Однако к концу нашей встречи с Андерсоном и остальными я пребывала в такой ярости, что меня уже не волновало, кто меня видел. Мир продолжал жить своей жизнью, Альянс предал все, что я сделала для них, а Совет вел себя так, словно предпочел бы, чтобы я оставалась мертвой. Стоило ли вообще поправлять их? Мне вернули статус Спектра, но я не была уверена, что после продемонстрированного ими презрения все еще хочу защищать их.
Я спасла их гребаные жизни. Я пожертвовала нашими людьми, чтобы спасти их, а они обращались со мной, как с надоедливой мухой, от которой никак не избавиться. Когда же вошел Удина и смерил меня таким взглядом, словно нашел что-то мерзкое на подошве своей туфли, я почувствовала, что прежняя привязанность и благодарность, испытываемые мной к Альянсу за то, что они спасли меня от весьма печальной судьбы и дали второй шанс, медленно испаряются.
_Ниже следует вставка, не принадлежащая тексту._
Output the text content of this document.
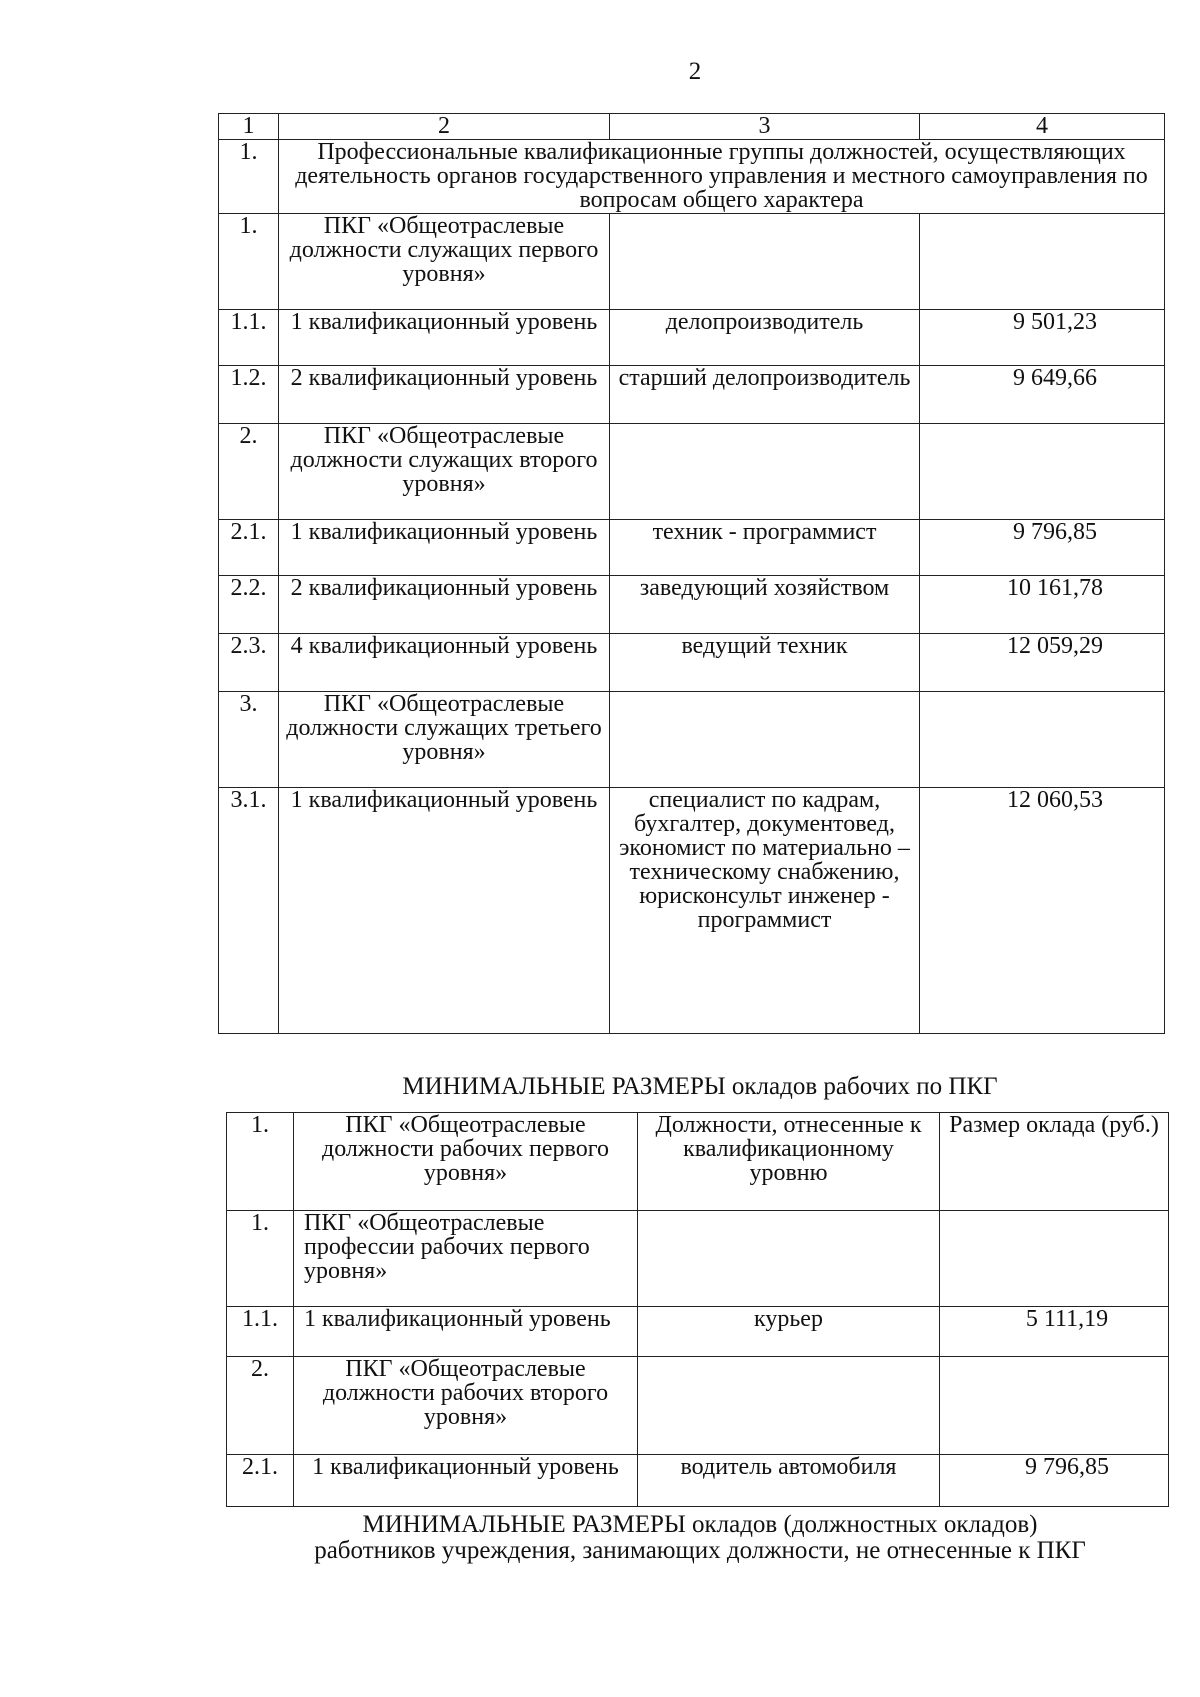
2
1	2	3	4
1.	Профессиональные квалификационные группы должностей, осуществляющих деятельность органов государственного управления и местного самоуправления по вопросам общего характера		
1.	ПКГ «Общеотраслевые должности служащих первого уровня»		
1.1.	1 квалификационный уровень	делопроизводитель	9 501,23
1.2.	2 квалификационный уровень	старший делопроизводитель	9 649,66
2.	ПКГ «Общеотраслевые должности служащих второго уровня»		
2.1.	1 квалификационный уровень	техник - программист	9 796,85
2.2.	2 квалификационный уровень	заведующий хозяйством	10 161,78
2.3.	4 квалификационный уровень	ведущий техник	12 059,29
3.	ПКГ «Общеотраслевые должности служащих третьего уровня»		
3.1.	1 квалификационный уровень	специалист по кадрам, бухгалтер, документовед, экономист по материально – техническому снабжению, юрисконсульт инженер - программист	12 060,53
МИНИМАЛЬНЫЕ РАЗМЕРЫ окладов рабочих по ПКГ
1.	ПКГ «Общеотраслевые должности рабочих первого уровня»	Должности, отнесенные к квалификационному уровню	Размер оклада (руб.)
1.	ПКГ «Общеотраслевые профессии рабочих первого уровня»		
1.1.	1 квалификационный уровень	курьер	5 111,19
2.	ПКГ «Общеотраслевые должности рабочих второго уровня»		
2.1.	1 квалификационный уровень	водитель автомобиля	9 796,85
МИНИМАЛЬНЫЕ РАЗМЕРЫ окладов (должностных окладов)
работников учреждения, занимающих должности, не отнесенные к ПКГ
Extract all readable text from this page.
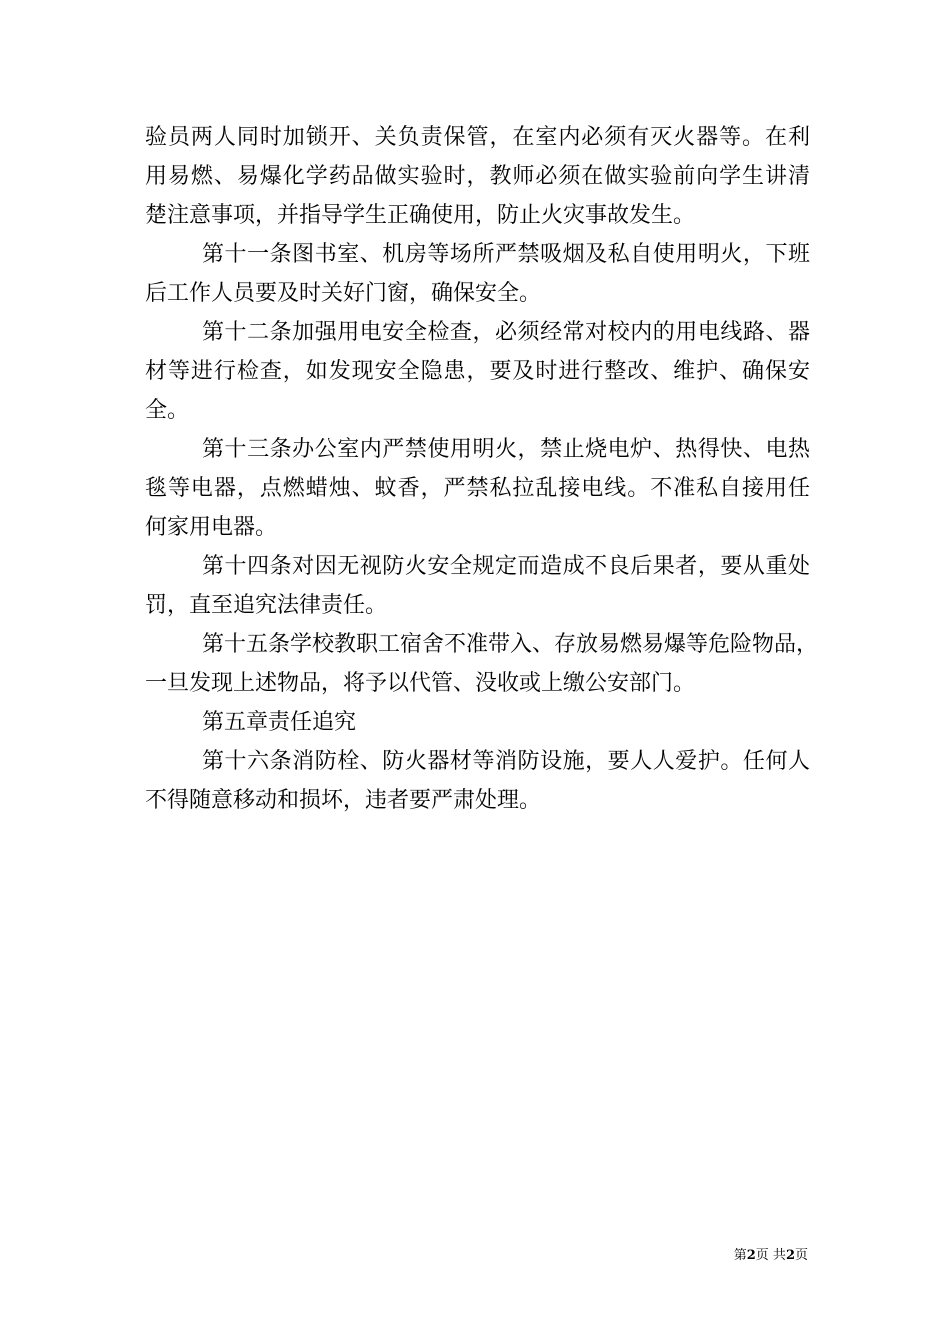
验员两人同时加锁开、关负责保管，在室内必须有灭火器等。在利
用易燃、易爆化学药品做实验时，教师必须在做实验前向学生讲清
楚注意事项，并指导学生正确使用，防止火灾事故发生。
第十一条图书室、机房等场所严禁吸烟及私自使用明火，下班
后工作人员要及时关好门窗，确保安全。
第十二条加强用电安全检查，必须经常对校内的用电线路、器
材等进行检查，如发现安全隐患，要及时进行整改、维护、确保安
全。
第十三条办公室内严禁使用明火，禁止烧电炉、热得快、电热
毯等电器，点燃蜡烛、蚊香，严禁私拉乱接电线。不准私自接用任
何家用电器。
第十四条对因无视防火安全规定而造成不良后果者，要从重处
罚，直至追究法律责任。
第十五条学校教职工宿舍不准带入、存放易燃易爆等危险物品，
一旦发现上述物品，将予以代管、没收或上缴公安部门。
第五章责任追究
第十六条消防栓、防火器材等消防设施，要人人爱护。任何人
不得随意移动和损坏，违者要严肃处理。
第2页 共2页
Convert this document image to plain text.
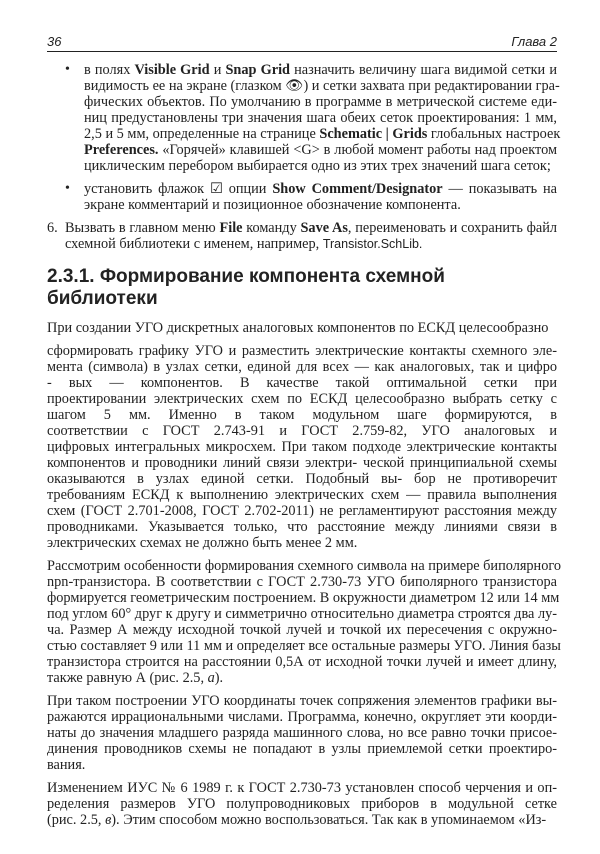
36	Глава 2
• в полях Visible Grid и Snap Grid назначить величину шага видимой сетки и
видимость ее на экране (глазком 👁) и сетки захвата при редактировании гра-
фических объектов. По умолчанию в программе в метрической системе еди-
ниц предустановлены три значения шага обеих сеток проектирования: 1 мм,
2,5 и 5 мм, определенные на странице Schematic | Grids глобальных настроек
Preferences. «Горячей» клавишей <G> в любой момент работы над проектом
циклическим перебором выбирается одно из этих трех значений шага сеток;
• установить флажок ☑ опции Show Comment/Designator — показывать на
экране комментарий и позиционное обозначение компонента.
6. Вызвать в главном меню File команду Save As, переименовать и сохранить файл
схемной библиотеки с именем, например, Transistor.SchLib.
2.3.1. Формирование компонента схемной библиотеки
При создании УГО дискретных аналоговых компонентов по ЕСКД целесообразно
сформировать графику УГО и разместить электрические контакты схемного эле-
мента (символа) в узлах сетки, единой для всех — как аналоговых, так и цифро
- вых — компонентов. В качестве такой оптимальной сетки при
проектировании электрических схем по ЕСКД целесообразно выбрать сетку с
шагом 5 мм. Именно в таком модульном шаге формируются, в
соответствии с ГОСТ 2.743-91 и ГОСТ 2.759-82, УГО аналоговых и
цифровых интегральных микросхем. При таком подходе электрические контакты
компонентов и проводники линий связи электри- ческой принципиальной схемы
оказываются в узлах единой сетки. Подобный вы- бор не противоречит
требованиям ЕСКД к выполнению электрических схем — правила выполнения
схем (ГОСТ 2.701-2008, ГОСТ 2.702-2011) не регламентируют расстояния между
проводниками. Указывается только, что расстояние между линиями связи в
электрических схемах не должно быть менее 2 мм.
Рассмотрим особенности формирования схемного символа на примере биполярного
npn-транзистора. В соответствии с ГОСТ 2.730-73 УГО биполярного транзистора
формируется геометрическим построением. В окружности диаметром 12 или 14 мм
под углом 60° друг к другу и симметрично относительно диаметра строятся два лу-
ча. Размер А между исходной точкой лучей и точкой их пересечения с окружно-
стью составляет 9 или 11 мм и определяет все остальные размеры УГО. Линия базы
транзистора строится на расстоянии 0,5А от исходной точки лучей и имеет длину,
также равную А (рис. 2.5, а).
При таком построении УГО координаты точек сопряжения элементов графики вы-
ражаются иррациональными числами. Программа, конечно, округляет эти коорди-
наты до значения младшего разряда машинного слова, но все равно точки присое-
динения проводников схемы не попадают в узлы приемлемой сетки проектиро-
вания.
Изменением ИУС № 6 1989 г. к ГОСТ 2.730-73 установлен способ черчения и оп-
ределения размеров УГО полупроводниковых приборов в модульной сетке
(рис. 2.5, в). Этим способом можно воспользоваться. Так как в упоминаемом «Из-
Они сказали, что дело лишь в том, что теперь я работала с «Цербером». Я же ответила, что мне пришлось пойти на этот союз только потому, что эта организация пыталась остановить атаки коллекционеров. Но ни Совет, ни Альянс, объяснили они, не могут быть замешаны в этом, потому что, по их словам, это спровоцирует войну. И я возразила, что мы уже находимся в состоянии войны или же, по меньшей мере, окажемся в нем, когда наконец явятся Жнецы.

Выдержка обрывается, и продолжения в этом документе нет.